Weir fishing has a long history involving few technological changes.
Heather Goldstone
/
WCAI

Innovation is a relative term. It all depends on where you're starting from. Here are three examples from New England's diverse fisheries:

1. Don't Fix What Ain't Broke

Weir fishing is a tradition that dates back to the Native American inhabitants of Cape Cod. The circular nets anchored with rough-hewn hickory poles look like something out of a history or anthropology textbook. Ernie Eldredge has been weir fishing in Chatham for fifty years, like his father before him. In fact, he still uses some of the same gear. He says they've tried different woods, but hickory is the only one that's strong enough and heavy enough to do the job. He does have a motor on his skiff, but otherwise, he says about the only "innovation" his industry has seen was the switch from cotton to nylon nets several decades ago.
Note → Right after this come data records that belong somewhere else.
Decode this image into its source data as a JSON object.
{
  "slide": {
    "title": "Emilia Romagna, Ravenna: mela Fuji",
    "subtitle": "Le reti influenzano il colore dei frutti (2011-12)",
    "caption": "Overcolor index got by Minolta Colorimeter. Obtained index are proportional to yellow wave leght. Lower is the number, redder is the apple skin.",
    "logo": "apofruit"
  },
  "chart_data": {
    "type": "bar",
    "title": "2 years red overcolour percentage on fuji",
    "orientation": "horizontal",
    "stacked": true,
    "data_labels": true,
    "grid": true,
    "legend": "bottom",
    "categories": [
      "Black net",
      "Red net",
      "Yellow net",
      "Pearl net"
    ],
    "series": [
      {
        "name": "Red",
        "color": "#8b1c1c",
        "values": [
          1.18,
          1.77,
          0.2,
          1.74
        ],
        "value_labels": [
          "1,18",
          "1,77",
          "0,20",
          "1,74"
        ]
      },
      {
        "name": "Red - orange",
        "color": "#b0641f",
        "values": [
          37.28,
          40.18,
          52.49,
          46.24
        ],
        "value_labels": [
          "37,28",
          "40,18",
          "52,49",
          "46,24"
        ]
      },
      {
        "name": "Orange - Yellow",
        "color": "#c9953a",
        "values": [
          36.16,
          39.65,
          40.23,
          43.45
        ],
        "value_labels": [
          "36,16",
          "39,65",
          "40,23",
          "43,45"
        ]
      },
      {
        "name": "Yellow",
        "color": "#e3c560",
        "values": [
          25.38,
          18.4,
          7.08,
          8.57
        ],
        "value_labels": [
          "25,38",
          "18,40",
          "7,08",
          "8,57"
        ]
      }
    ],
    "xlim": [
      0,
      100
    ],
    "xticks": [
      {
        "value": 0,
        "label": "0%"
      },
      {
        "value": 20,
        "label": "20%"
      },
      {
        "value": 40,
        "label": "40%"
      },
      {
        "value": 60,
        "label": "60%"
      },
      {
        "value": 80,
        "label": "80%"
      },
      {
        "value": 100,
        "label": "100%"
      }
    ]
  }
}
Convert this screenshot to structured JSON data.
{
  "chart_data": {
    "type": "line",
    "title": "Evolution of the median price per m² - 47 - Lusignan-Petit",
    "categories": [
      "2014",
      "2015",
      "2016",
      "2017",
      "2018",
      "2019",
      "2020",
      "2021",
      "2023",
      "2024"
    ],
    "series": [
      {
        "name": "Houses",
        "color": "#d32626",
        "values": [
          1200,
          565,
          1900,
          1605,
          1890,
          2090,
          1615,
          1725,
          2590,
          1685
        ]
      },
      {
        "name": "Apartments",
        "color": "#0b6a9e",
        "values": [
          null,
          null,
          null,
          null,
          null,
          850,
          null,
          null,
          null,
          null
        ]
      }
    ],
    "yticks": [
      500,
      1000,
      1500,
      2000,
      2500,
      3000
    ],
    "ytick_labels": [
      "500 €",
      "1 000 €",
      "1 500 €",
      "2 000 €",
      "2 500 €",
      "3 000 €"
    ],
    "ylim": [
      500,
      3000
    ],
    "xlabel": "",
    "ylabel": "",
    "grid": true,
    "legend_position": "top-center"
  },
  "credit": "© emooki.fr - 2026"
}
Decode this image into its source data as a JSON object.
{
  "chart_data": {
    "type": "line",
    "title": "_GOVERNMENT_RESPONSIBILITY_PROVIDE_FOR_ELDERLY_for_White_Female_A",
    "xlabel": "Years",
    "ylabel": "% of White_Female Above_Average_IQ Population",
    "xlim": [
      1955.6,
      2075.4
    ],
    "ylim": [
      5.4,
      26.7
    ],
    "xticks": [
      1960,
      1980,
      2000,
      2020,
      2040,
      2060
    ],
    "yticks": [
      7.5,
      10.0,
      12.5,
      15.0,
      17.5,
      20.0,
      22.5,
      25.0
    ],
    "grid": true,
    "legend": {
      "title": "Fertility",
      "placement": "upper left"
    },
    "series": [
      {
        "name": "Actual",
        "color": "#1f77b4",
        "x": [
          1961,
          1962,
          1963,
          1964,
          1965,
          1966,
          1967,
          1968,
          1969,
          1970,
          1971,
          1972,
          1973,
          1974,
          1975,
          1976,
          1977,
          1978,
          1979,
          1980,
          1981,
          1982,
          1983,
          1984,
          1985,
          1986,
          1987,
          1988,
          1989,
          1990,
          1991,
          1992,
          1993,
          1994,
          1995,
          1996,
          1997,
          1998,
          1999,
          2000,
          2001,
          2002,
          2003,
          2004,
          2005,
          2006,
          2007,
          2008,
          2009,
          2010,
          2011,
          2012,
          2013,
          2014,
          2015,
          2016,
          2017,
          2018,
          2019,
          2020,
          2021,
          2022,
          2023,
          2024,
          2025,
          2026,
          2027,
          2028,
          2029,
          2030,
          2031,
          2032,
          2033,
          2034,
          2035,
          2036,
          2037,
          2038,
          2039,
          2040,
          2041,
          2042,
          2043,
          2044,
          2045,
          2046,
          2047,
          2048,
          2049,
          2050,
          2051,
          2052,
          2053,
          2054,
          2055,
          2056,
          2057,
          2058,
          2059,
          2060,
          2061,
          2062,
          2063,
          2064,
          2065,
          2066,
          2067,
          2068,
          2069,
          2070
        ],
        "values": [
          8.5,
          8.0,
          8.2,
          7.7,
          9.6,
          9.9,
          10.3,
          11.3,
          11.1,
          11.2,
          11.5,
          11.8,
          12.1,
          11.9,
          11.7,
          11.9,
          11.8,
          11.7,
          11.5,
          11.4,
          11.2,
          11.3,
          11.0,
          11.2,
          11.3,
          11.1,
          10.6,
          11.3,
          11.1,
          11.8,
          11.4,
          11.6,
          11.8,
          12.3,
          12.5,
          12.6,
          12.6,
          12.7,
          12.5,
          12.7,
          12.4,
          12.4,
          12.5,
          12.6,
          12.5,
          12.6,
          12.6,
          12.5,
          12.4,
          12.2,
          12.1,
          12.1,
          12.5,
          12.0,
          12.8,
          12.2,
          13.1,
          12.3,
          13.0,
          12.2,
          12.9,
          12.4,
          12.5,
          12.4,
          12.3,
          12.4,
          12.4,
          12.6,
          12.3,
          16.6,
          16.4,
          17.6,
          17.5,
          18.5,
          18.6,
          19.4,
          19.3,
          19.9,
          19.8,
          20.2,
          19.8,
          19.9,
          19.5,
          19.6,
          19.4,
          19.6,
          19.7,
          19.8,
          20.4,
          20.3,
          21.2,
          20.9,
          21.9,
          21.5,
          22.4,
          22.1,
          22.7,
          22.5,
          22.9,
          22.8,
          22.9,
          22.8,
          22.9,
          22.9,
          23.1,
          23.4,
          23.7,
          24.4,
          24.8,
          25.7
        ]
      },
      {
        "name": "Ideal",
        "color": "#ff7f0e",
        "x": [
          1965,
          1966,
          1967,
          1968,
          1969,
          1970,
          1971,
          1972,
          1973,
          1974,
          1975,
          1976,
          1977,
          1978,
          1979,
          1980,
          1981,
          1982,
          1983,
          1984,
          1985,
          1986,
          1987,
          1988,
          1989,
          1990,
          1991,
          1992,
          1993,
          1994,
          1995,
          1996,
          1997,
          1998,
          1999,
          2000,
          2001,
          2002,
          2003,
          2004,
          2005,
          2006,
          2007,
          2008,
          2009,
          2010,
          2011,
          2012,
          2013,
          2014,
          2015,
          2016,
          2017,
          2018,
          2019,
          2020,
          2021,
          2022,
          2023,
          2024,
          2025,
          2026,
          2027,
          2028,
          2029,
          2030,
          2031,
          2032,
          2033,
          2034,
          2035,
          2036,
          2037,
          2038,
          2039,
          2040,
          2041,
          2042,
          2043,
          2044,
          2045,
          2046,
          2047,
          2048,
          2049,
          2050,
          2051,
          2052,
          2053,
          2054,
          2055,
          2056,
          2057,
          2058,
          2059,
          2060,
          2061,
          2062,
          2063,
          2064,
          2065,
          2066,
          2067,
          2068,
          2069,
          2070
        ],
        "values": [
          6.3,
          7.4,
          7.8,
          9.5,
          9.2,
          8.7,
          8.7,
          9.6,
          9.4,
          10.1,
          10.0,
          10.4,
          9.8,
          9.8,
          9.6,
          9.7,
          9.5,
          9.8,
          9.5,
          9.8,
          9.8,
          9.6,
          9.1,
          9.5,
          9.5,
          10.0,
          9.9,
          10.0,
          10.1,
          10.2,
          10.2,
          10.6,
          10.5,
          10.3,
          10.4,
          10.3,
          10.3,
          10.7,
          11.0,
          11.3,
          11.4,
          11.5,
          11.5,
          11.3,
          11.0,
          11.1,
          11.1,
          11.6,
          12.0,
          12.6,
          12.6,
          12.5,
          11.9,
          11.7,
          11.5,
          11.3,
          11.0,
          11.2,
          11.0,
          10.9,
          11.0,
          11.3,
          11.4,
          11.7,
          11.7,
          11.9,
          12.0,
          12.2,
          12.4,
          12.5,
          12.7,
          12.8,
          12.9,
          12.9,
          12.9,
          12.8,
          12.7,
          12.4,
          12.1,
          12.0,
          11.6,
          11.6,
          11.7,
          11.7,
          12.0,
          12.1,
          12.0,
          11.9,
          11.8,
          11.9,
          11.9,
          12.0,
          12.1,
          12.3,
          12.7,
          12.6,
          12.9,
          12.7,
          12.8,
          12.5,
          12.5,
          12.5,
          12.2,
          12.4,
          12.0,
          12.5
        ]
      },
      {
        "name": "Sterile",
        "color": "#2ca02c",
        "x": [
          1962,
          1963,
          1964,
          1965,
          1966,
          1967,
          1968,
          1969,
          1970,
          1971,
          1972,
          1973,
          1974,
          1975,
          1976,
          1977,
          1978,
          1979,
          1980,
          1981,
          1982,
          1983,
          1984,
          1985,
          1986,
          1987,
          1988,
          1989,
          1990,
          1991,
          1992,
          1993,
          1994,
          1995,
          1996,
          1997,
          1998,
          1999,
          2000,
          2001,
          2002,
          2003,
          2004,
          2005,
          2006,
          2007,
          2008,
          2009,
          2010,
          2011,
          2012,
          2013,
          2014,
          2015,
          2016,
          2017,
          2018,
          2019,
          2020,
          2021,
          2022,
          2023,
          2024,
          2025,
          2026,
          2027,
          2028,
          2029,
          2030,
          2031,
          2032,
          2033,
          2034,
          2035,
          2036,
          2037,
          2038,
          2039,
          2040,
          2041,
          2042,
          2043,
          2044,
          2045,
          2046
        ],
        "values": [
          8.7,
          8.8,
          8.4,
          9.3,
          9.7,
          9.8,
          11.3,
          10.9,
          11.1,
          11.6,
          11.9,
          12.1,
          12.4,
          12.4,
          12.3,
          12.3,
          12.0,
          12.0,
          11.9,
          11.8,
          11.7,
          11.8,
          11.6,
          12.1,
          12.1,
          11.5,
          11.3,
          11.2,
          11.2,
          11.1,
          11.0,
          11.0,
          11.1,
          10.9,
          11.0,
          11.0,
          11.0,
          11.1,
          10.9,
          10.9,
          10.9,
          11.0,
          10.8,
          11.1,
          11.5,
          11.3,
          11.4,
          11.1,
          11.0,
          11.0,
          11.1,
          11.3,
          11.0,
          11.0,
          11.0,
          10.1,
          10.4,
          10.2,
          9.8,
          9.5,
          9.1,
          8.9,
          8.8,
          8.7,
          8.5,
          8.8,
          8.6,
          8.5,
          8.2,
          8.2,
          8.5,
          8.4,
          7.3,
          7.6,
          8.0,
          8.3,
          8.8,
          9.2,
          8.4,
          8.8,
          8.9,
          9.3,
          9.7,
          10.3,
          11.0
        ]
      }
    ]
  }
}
2. Innovation in a Time of Crisis

Groundfish is New England’s most iconic fishery - cod, haddock, flounder. These days, they're mostly caught by trawl. But that wasn’t always the case. Over the past few hundred years, the cod fishery has gone through multiple technological revolutions – from the introduction of the dory to the highly controversial adoption of the otter trawl. Each new gear has been intended to make the fishery more efficient, but critics would argue they've just enabled overfishing. Now, Dr. Steve Eayrs of Gulf of Maine Research Institute, says technological innovation could reduce by-catch and increase fuel efficiency, making the fishery more sustainable - both economically and ecologically. But it's difficult to fund research and get fishermen to buy new equipment when they don't even know if they'll be fishing in six months time.

3. The Scallop Success Story

The Atlantic sea scallop fishery is among the most valuable in the United States. It accounts for more than $200 million in revenues each year, fully three quarters of New Bedford's fishery earnings. That's a major turnaround for a fishery that hit bottom twenty years ago. When federal regulators closed important scallop beds and imposed strict fishing reductions, fishermen turned to researchers at U Mass Dartmouth to help them prove that there were more scallops than traditional science indicated. Since 1999, Dr. Kevin Stokesbury and his colleagues have completed more than 150 video surveys, funded by the scallop industry, conducted on commercial boats. In addition, the fishery has adopted a system of rotating area closures, similar to crop rotations. The cooperation and innovation has paid off; harvests have more than doubled and the rebuilding of the scallop fishery is now widely considered a success story of cooperative research and innovation.